To live in this world, which sprung up far too fast for evolution to follow it, I suggest it is useful to have some mantra like "We are less divided than we appear to be" or "Much of this apparent division is illusory".

I am strongly inclined to make "Desperately Seeking Radical Centeredness" an ongoing series within "Owning Our Democracy" or maybe eventually a separate blog.  I have been exploring the idea for a long time, and have discovered many promising resources to share.

Friday, September 16, 2011

What is "Owning Our Democracy" About?

Democracy appears to be in trouble.

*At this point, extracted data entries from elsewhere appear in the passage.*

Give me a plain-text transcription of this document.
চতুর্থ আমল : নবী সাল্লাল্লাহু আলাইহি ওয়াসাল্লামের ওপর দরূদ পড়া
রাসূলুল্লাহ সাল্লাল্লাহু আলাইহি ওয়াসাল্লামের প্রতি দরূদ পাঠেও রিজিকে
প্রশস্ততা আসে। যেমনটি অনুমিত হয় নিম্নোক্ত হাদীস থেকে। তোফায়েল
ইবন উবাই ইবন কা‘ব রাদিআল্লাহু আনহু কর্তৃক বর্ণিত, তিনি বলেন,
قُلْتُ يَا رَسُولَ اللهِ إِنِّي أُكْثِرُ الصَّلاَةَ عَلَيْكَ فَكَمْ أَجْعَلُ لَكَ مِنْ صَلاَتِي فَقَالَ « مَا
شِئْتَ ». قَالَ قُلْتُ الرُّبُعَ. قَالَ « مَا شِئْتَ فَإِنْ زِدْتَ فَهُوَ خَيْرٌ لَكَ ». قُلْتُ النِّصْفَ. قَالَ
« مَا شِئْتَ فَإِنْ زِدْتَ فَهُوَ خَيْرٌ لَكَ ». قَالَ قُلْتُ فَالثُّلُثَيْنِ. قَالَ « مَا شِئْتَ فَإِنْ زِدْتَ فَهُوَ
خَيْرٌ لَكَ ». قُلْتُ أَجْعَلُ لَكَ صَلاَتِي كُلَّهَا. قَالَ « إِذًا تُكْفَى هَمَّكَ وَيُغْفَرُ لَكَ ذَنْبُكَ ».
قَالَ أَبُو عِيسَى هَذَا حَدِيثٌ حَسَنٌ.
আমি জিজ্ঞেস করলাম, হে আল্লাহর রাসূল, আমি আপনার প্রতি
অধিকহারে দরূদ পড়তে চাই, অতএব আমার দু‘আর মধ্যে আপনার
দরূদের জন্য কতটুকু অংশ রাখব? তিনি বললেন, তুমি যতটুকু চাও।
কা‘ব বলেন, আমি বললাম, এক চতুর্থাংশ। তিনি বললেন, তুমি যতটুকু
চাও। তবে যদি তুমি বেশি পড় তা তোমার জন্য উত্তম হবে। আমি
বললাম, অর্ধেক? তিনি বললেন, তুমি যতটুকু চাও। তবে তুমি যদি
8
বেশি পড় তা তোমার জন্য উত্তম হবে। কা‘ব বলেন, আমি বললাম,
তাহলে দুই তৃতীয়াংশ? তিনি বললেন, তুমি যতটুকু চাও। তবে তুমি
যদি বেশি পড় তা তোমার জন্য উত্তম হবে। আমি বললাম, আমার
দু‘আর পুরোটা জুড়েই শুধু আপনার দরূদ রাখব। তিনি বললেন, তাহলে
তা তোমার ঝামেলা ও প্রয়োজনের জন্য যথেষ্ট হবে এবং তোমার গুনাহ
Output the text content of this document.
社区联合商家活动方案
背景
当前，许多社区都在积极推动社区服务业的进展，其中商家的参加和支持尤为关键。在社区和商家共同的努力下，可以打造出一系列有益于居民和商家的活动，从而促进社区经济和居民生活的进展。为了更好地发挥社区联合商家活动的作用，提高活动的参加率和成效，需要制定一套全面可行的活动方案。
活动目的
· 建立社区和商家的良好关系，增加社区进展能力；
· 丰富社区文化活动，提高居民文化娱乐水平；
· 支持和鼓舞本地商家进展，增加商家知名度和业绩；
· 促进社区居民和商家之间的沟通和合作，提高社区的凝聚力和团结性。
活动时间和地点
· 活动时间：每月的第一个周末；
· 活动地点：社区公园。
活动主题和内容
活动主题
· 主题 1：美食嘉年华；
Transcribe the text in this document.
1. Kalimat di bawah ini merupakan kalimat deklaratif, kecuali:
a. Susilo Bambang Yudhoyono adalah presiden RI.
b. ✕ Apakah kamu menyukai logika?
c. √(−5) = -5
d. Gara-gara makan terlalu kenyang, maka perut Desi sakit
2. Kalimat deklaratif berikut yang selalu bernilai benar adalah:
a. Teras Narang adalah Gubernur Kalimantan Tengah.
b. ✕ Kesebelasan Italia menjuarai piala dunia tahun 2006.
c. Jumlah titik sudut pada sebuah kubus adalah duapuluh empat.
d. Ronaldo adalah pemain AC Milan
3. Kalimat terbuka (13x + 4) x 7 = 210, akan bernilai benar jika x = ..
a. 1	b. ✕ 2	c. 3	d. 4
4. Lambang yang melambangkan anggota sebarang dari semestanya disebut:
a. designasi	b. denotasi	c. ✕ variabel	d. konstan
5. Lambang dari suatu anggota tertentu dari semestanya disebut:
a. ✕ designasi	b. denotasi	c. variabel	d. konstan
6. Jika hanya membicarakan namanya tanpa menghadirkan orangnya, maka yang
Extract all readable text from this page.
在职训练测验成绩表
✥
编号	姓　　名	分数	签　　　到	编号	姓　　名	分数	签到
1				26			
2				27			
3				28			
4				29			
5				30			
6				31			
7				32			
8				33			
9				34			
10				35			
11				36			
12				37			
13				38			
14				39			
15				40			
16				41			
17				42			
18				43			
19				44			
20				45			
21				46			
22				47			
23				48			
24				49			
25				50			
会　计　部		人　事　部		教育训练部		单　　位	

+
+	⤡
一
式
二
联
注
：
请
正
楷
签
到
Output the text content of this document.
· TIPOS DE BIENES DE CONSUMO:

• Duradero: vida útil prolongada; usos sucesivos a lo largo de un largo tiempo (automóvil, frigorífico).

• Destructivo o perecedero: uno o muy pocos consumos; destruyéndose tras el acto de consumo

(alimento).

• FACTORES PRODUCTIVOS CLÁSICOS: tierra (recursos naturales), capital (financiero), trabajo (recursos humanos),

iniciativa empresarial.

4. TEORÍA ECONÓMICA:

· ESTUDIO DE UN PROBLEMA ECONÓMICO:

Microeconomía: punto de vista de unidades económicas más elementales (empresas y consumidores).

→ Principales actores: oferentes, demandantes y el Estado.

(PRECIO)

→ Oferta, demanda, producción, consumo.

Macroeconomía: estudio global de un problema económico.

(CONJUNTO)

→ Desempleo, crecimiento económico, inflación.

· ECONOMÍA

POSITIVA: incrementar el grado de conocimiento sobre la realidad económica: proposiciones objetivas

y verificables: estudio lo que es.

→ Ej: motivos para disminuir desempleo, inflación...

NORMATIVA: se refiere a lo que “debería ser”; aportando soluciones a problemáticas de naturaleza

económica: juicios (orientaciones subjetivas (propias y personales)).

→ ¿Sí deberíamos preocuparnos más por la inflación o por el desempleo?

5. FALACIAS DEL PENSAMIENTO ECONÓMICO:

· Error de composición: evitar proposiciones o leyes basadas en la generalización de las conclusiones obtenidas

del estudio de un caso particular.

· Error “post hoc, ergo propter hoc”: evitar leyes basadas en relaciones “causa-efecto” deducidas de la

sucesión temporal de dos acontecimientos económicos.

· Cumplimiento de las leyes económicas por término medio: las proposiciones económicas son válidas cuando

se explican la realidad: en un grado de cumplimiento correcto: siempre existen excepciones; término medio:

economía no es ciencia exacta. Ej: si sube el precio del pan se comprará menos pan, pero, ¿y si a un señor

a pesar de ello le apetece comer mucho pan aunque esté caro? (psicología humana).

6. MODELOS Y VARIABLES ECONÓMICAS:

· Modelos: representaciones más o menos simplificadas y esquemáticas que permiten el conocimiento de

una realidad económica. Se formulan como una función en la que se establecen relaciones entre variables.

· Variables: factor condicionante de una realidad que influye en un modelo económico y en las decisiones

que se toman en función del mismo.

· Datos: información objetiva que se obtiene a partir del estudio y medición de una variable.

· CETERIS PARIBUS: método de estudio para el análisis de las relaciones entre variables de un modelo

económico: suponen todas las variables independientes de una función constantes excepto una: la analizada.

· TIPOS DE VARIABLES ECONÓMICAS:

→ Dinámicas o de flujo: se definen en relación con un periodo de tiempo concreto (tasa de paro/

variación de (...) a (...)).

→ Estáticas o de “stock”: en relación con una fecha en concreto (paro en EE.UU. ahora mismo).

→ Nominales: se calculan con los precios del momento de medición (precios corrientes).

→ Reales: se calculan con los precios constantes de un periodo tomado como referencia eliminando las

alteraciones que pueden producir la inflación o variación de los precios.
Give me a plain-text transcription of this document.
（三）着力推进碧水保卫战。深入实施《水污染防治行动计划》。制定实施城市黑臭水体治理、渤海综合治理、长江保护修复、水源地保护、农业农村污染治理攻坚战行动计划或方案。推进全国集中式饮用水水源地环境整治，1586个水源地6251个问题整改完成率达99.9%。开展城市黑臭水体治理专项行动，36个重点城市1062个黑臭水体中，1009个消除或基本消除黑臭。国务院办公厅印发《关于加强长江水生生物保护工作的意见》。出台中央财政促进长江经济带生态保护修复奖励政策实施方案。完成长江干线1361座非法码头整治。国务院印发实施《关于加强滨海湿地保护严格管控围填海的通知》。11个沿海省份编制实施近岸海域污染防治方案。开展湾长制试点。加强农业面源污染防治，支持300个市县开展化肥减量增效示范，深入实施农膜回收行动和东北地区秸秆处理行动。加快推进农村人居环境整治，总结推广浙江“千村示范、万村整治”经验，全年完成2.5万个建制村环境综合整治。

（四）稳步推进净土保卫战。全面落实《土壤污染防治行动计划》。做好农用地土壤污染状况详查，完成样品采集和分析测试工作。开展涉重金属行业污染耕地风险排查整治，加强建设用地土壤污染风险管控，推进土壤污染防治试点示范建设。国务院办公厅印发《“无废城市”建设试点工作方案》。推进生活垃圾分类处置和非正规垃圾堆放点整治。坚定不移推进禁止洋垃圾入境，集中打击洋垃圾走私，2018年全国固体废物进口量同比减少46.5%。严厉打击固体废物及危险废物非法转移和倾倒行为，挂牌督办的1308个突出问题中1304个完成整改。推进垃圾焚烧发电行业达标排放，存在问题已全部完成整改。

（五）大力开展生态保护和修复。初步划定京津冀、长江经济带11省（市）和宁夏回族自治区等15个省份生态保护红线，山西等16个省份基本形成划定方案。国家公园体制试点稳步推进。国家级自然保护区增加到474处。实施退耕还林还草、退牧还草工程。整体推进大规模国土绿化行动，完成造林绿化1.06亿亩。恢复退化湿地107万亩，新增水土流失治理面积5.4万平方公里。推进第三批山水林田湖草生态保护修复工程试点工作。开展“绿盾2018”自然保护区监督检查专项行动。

A lot of people agree, but can't agree on how it is in trouble, much less what to do about it.

Actually, many people have taken to proclaiming the U.S. is "a republic, not a democracy".   The line has been heavily pushed by Pat Buchanan and Glenn Beck, as well as libertarians.  Ron Paul, in an online essay, says "The Founding Fathers were concerned with liberty, not democracy".  This is particularly convenient with the current alignment of ideologies, and naming of parties.  Convenient, that is, for those who want to demonize the Democratic party and make if effectively disappear.

The "party of Jefferson", however, were for the first few decades referred to sometimes as "democrats", sometimes as "republicans", and sometimes as "democratic republicans".

Around the time that Andrew Jackson was elected, they seemed to settle on calling themselves Democrats, and they were distinctly the party of small government and states rights.

I'd like to set aside history for a moment, and just examine the terms used by Ron Paul, "democracy" and "freedom".  My impression is that most Americans would have little to say if asked to explain the difference between democracy and freedom, so they miss the tensions that sometimes exist between democracy and freedom, and also miss how they support each other.

Democracy means "people rule", and has come to mean some form of majority control over ... what?  If the people rule it, then it is something held in common.  And that is just what the Latin root of republic, res publica means.  In the 17th century, when much of the American founders' political thinking was formulated, it was anglicized to "commonwealth".  Perhaps res publica (public thing or public matter) suggests the possibility, at least, of rule by the best, or wisest men rather than universal democracy; it suggests the possibility of property requirements for voting, which many of the founders believed in.  But I don't see how republic has any more to do with liberty or freedom than democracy does.

Samuel Johnson asked
"How is it that we hear the loudest yelps for liberty among the drivers of negroes?" (meaning, of course, slaves).

Edmund Burke said, more sympathetically of the slave-owning south
"Those who are free are by far the most proud and jealous of their freedom. [It] is to them ... a kind of rank and privilege ... In such a people, the hautiness of dominion combines with the spirit of freedom, fortifies it, and renders it invincible."

Robert Y. Hayne of South Carolina quoted the Burke statement, framing it with these words:
"I will acknowledge the fatal effects of slavery upon character, if any one can say, that for noble disinterestedness, ardent love of country, exalted virtue, and a pure and holy devotion to liberty, the people of the Southern States have ever been surpassed by any in the world."
I.e. slave holders are the greatest defenders of liberty, according to Hayne, and to many other Southerners of his time (Quotes are from the Hayne-Webster debate; the relevant paragraph is HERE(LINK).)


Over the last few years, I have seen quite a few hints and suggestions from movement conservatives and libertarians that "too much democracy" is a threat to liberty (I apologize for having none of these references at my fingertips).

While that really can, in extreme cases, occur, it is also true that democracy is the only plausible guarantee of (universal) liberty, and (as I just illustrated) that a self-absorbed obsession with (ones own) liberty has often posed the gravest threat to (universal) liberty.  So, I would feel less anxious about the future of our country, if those who speak so often of liberty,  and how it is threatened by Democrats, would add the word universal in front of liberty.